One of the hardest aspects of running a business is learning to manage time.
A lot of people believe that there is a limit to money, but there really isn’t. There is however a limit to time. Recently my passions over took me and I started running out of that precious commodity, time. How did it happen?
Like anyone else, I over scheduled and under delegated.
Learning to delegate can be one of the biggest obstacles in terms of learning time management. If you’re anything like me, sometimes you feel such an ownership for a project that you have a hard time turning it over to someone else.

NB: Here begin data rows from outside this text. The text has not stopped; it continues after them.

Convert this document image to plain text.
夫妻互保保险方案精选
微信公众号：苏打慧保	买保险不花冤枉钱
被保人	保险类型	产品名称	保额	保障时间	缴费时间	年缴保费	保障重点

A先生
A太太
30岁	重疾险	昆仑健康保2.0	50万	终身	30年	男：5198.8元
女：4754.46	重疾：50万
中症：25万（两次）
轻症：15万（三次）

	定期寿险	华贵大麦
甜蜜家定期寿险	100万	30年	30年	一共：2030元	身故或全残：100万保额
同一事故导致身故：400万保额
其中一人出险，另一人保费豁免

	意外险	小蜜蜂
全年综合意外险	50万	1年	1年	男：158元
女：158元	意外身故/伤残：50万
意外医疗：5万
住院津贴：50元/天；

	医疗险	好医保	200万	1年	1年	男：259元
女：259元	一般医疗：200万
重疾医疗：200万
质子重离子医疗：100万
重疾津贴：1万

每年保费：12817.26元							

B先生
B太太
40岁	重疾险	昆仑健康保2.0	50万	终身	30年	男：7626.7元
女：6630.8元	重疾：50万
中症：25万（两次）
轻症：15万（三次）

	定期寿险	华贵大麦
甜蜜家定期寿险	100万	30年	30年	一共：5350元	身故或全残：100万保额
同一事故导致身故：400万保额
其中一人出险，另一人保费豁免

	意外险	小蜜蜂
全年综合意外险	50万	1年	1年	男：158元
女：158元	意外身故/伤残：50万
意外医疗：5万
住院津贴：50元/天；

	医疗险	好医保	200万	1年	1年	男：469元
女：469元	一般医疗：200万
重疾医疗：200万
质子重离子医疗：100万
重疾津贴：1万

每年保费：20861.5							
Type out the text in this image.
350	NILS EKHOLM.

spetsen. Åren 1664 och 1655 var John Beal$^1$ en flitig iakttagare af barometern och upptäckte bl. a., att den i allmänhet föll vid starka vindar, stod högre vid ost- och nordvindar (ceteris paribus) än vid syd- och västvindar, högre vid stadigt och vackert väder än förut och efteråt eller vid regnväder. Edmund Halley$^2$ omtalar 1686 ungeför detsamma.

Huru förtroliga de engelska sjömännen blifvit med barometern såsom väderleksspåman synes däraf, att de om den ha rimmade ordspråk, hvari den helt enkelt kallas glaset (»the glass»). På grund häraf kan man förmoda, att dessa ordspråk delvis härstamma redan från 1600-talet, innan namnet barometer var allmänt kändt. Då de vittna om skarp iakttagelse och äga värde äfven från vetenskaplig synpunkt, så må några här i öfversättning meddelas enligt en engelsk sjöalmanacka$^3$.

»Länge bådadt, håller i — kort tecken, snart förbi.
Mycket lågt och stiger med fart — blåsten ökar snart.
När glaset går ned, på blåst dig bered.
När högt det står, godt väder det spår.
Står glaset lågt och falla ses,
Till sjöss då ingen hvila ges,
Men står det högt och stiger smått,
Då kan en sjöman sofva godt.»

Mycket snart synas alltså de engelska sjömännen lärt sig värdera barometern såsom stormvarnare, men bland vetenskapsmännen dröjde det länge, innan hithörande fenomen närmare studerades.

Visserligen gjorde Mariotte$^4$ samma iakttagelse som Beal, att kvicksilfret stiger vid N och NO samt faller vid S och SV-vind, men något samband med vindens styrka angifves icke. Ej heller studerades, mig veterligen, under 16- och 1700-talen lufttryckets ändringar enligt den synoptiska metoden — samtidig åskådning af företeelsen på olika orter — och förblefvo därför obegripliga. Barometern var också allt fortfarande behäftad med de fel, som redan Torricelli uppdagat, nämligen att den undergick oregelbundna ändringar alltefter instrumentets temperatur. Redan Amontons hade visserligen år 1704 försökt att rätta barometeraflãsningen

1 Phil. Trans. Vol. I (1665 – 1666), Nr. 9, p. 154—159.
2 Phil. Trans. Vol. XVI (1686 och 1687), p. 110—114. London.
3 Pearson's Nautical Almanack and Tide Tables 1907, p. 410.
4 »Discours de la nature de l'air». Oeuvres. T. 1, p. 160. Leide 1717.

Whether that be making phone calls, formatting a book, a website, or other task – as the owner of the project or the leader of the project you feel that it must be you personally dotting every “i” and crossing every “t”, yourself.
You give input after input until the professional knowledge that you paid for is gone completely. You become an extension of the professional and you’re essentially using your mind to run their body to do what you want, whether it’s right or wrong.
If you find yourself hiring someone to do a task and then you micro manage and spend just as much time on the project (or more like me) than you did before you hired someone else – you have a problem.
Take a deep look inside and ask yourself – “What am I trying to prove?”
I mean seriously, what is going to happen, what is the worst thing that can happen if you let go, and let the person you hired, the person you interviewed and determined shared your vision, do their job?
If your ideas are so different from the person you hired, the PROFESSIONAL you hired, then maybe you hired the wrong person?
Or, maybe you just don’t know how to let go, and let the professional do their job. To get through this, I thought about the idea of telling my doctor how to do her job.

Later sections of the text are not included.